Генрих зачитал вслух, подражая напыщенному отцовскому голосу: «По отношению к детям моей жене следует вести себя строго, держа их в полном повиновении. А если станет сомневаться, пусть прочтет „Короля Лира“».
– Я знал, что отец был человеком мелочным, – заметил Генрих, – но не подозревал, что он был еще и злопамятным.
Официальным голосом Генрих зачитал брату условия отцовского завещания. Сенатор хотел, чтобы семейный бизнес и родовое гнездо после его смерти были проданы. Все деньги наследовала Юлия, но двое самых навязчивых горожан, которых при жизни мужа она терпеть не могла, будут руководить ею в принятии финансовых решений. Два опекуна должны были также надзирать за воспитанием детей. В завещании оговаривалось, что четыре раза в год Юлии придется отчитываться тонкогубому судье Августу Леверкюну об их успехах.
Когда в следующий раз их навестила тетя Элизабет, ей даже не предложили присесть.
– Ты знала о завещании моего мужа? – задала ей вопрос Юлия.
– Меня не спрашивали, – ответила Элизабет.
– Я спросила не об этом. Ты знала о завещании?
– Юлия, не при детях!
– Мне всегда хотелось это сказать, – промолвила Юлия, – и теперь, став свободной, я могу себе это позволить. И я сделаю это в присутствии моих детей. Я никогда тебя не любила. И мне жаль, что твоя мать умерла и я не успела сказать ей того же.
Генрих попытался ее остановить, но Юлия от него отмахнулась.
– Этим завещанием сенатор хотел меня унизить.
– Все равно ты не смогла бы управлять семейным бизнесом, – сказала Элизабет.
– Я бы сама определилась. Вместе с моими сыновьями.
У жителей Любека – тех, кого Юлия дразнила на званых вечерах в доме мужа, для герра Келлингхузена и герра Кадовиуса, юной фрау Штавенхиттер и фрау Маккентхун, для женщин, которые не сводили с нее глаз, осуждая каждый ее поступок, вроде фрау Овербек и ее дочери, – решение вдовы обосноваться с тремя младшими детьми в Мюнхене, оставив Томаса заканчивать школу в Любеке, а также позволить Генриху отправиться в путешествие, чтобы найти свое место в мире литературы, вызвало всеобщее осуждение.
Если бы вдова сенатора Манна решила переехать в Люнебург или Гамбург, добропорядочные жители Любека сочли бы это всего лишь доказательством ее ненадежности, но Мюнхен для ганзейских бюргеров воплощал собой юг, а юг они не любили и никогда ему не доверяли. Мюнхен был городом католическим, богемским. Его жители понятия не имели об истинных добродетелях. Никто из жителей Любека не задержался бы в Мюнхене дольше, чем пришлось бы по необходимости.
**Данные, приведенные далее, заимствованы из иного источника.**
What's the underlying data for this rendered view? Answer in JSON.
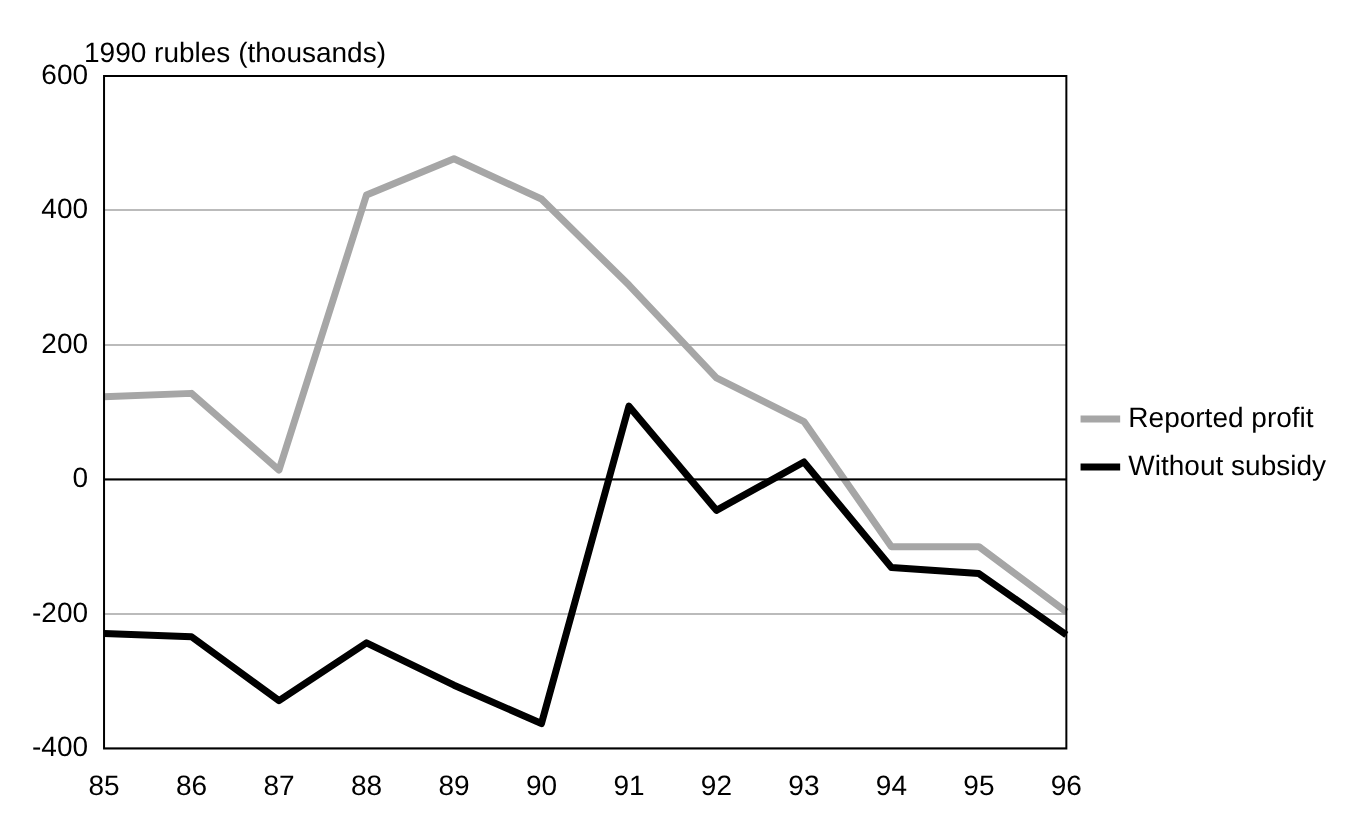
{
  "chart_data": {
    "type": "line",
    "ylabel": "1990 rubles (thousands)",
    "categories": [
      "85",
      "86",
      "87",
      "88",
      "89",
      "90",
      "91",
      "92",
      "93",
      "94",
      "95",
      "96"
    ],
    "series": [
      {
        "name": "Reported profit",
        "color": "#a6a6a6",
        "values": [
          123,
          128,
          14,
          423,
          477,
          417,
          289,
          151,
          86,
          -100,
          -100,
          -197
        ]
      },
      {
        "name": "Without subsidy",
        "color": "#000000",
        "values": [
          -229,
          -234,
          -329,
          -243,
          -306,
          -363,
          109,
          -46,
          26,
          -131,
          -140,
          -231
        ]
      }
    ],
    "ylim": [
      -400,
      600
    ],
    "yticks": [
      -400,
      -200,
      0,
      200,
      400,
      600
    ],
    "grid": "y",
    "legend": "right",
    "marker": "none",
    "line_style": "solid",
    "ref_lines": [
      {
        "axis": "y",
        "value": 0,
        "color": "#000000"
      }
    ]
  }
}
Весь Любек судачил о фрау Манн, особенно после того, как тетя Элизабет сообщила всем по секрету, как грубо обошлась с ней Юлия и как оскорбила память ее матери.
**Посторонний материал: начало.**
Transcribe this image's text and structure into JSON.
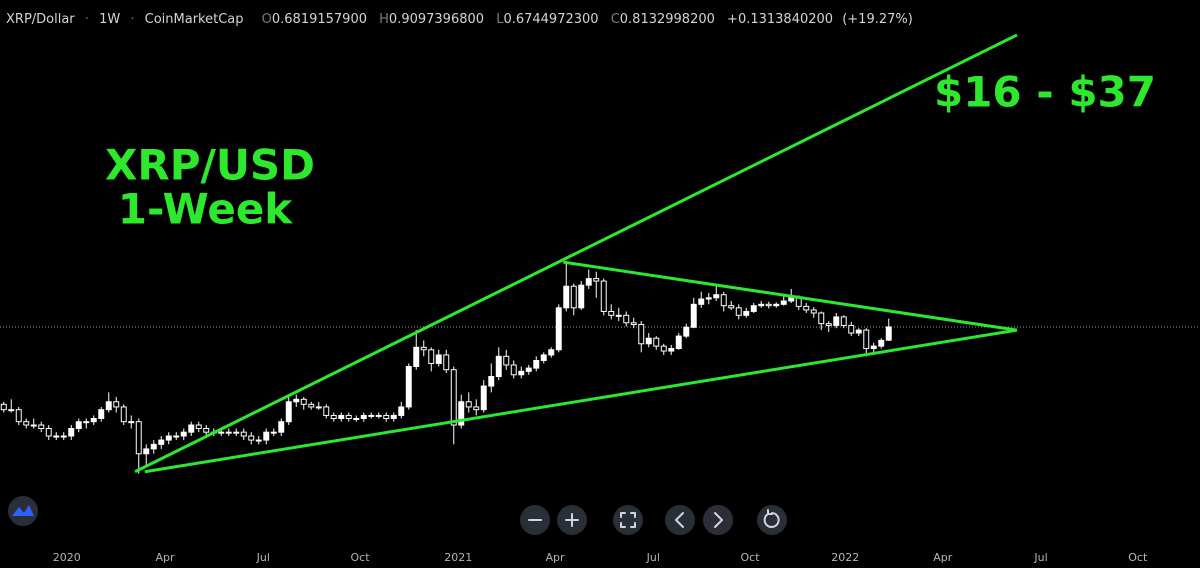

Какое-то время в городе только и говорили что о неуемном характере вдовы сенатора и ее безрассудном плане. И никому, даже Генриху, не пришло в голову, как ранило Томаса то, что отец не оставил семейное дело ему, даже если некоторое время им управляли бы другие люди.
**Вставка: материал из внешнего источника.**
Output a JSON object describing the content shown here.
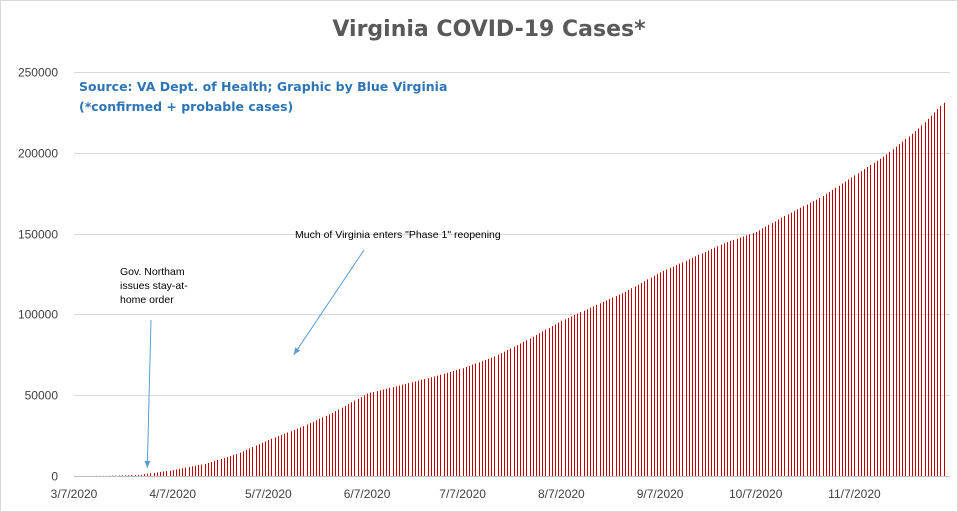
{
  "chart_data": {
    "type": "bar",
    "title": "Virginia COVID-19 Cases*",
    "source_line": "Source: VA Dept. of Health; Graphic by Blue Virginia",
    "note_line": "(*confirmed + probable cases)",
    "xlabel": "",
    "ylabel": "",
    "ylim": [
      0,
      250000
    ],
    "y_ticks": [
      "0",
      "50000",
      "100000",
      "150000",
      "200000",
      "250000"
    ],
    "y_tick_values": [
      0,
      50000,
      100000,
      150000,
      200000,
      250000
    ],
    "x_start": "2020-03-07",
    "x_end": "2020-12-07",
    "x_ticks": [
      "3/7/2020",
      "4/7/2020",
      "5/7/2020",
      "6/7/2020",
      "7/7/2020",
      "8/7/2020",
      "9/7/2020",
      "10/7/2020",
      "11/7/2020"
    ],
    "x_tick_dates": [
      "2020-03-07",
      "2020-04-07",
      "2020-05-07",
      "2020-06-07",
      "2020-07-07",
      "2020-08-07",
      "2020-09-07",
      "2020-10-07",
      "2020-11-07"
    ],
    "grid": true,
    "bar_color": "#c00000",
    "series_points": [
      {
        "date": "2020-03-07",
        "value": 0
      },
      {
        "date": "2020-03-17",
        "value": 100
      },
      {
        "date": "2020-03-27",
        "value": 600
      },
      {
        "date": "2020-04-07",
        "value": 3600
      },
      {
        "date": "2020-04-17",
        "value": 7500
      },
      {
        "date": "2020-04-27",
        "value": 13500
      },
      {
        "date": "2020-05-07",
        "value": 22300
      },
      {
        "date": "2020-05-17",
        "value": 30000
      },
      {
        "date": "2020-05-27",
        "value": 39000
      },
      {
        "date": "2020-06-07",
        "value": 51000
      },
      {
        "date": "2020-06-17",
        "value": 56000
      },
      {
        "date": "2020-06-27",
        "value": 61000
      },
      {
        "date": "2020-07-07",
        "value": 66700
      },
      {
        "date": "2020-07-17",
        "value": 74000
      },
      {
        "date": "2020-07-27",
        "value": 84000
      },
      {
        "date": "2020-08-07",
        "value": 96000
      },
      {
        "date": "2020-08-17",
        "value": 105000
      },
      {
        "date": "2020-08-27",
        "value": 114000
      },
      {
        "date": "2020-09-07",
        "value": 126000
      },
      {
        "date": "2020-09-17",
        "value": 135000
      },
      {
        "date": "2020-09-27",
        "value": 144000
      },
      {
        "date": "2020-10-07",
        "value": 151000
      },
      {
        "date": "2020-10-17",
        "value": 162000
      },
      {
        "date": "2020-10-27",
        "value": 172000
      },
      {
        "date": "2020-11-07",
        "value": 186000
      },
      {
        "date": "2020-11-17",
        "value": 199000
      },
      {
        "date": "2020-11-27",
        "value": 215000
      },
      {
        "date": "2020-12-05",
        "value": 231000
      }
    ],
    "annotations": [
      {
        "lines": [
          "Gov. Northam",
          "issues stay-at-",
          "home order"
        ],
        "target_date": "2020-03-30",
        "target_value": 5000
      },
      {
        "lines": [
          "Much of Virginia enters \"Phase 1\" reopening"
        ],
        "target_date": "2020-05-15",
        "target_value": 75000
      }
    ]
  }
}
Томаса потрясло, что придется расстаться с тем, что в мечтах он давно считал своим. Он понимал, что управление семейным делом было не единственным возможным вариантом его судьбы, но злился на отца, который так самонадеянно ею распорядился. Ему была неприятна мысль, что отец разглядел иллюзорность мечтаний, которые ему казались такими настоящими. Томас жалел, что не показал достаточного усердия, чтобы убедить его проявить щедрость.
Вместо этого сенатор бросил семью на произвол судьбы. Раз ему самому не жить, так пусть страдают те, кто еще живы. Томас горевал, что все усилия поколений Маннов из Любека пошли прахом. Время его семьи миновало.
Не важно, где им случится обосноваться, Манны из Любека никогда не станут теми, кем были при жизни сенатора. Казалось, это совершенно не волнует ни его брата Генриха, ни сестер, ни даже мать, – их тревожили насущные заботы. Он видел, что это понимает его тетя Элизабет, но едва ли Томас стал бы обсуждать с нею закат собственной семьи. Ему было не с кем поделиться своими печалями. Отныне его семья будет с корнем вырвана из любекской почвы. Не важно, куда он отправится потом, ему никогда уже не обрести былой важности.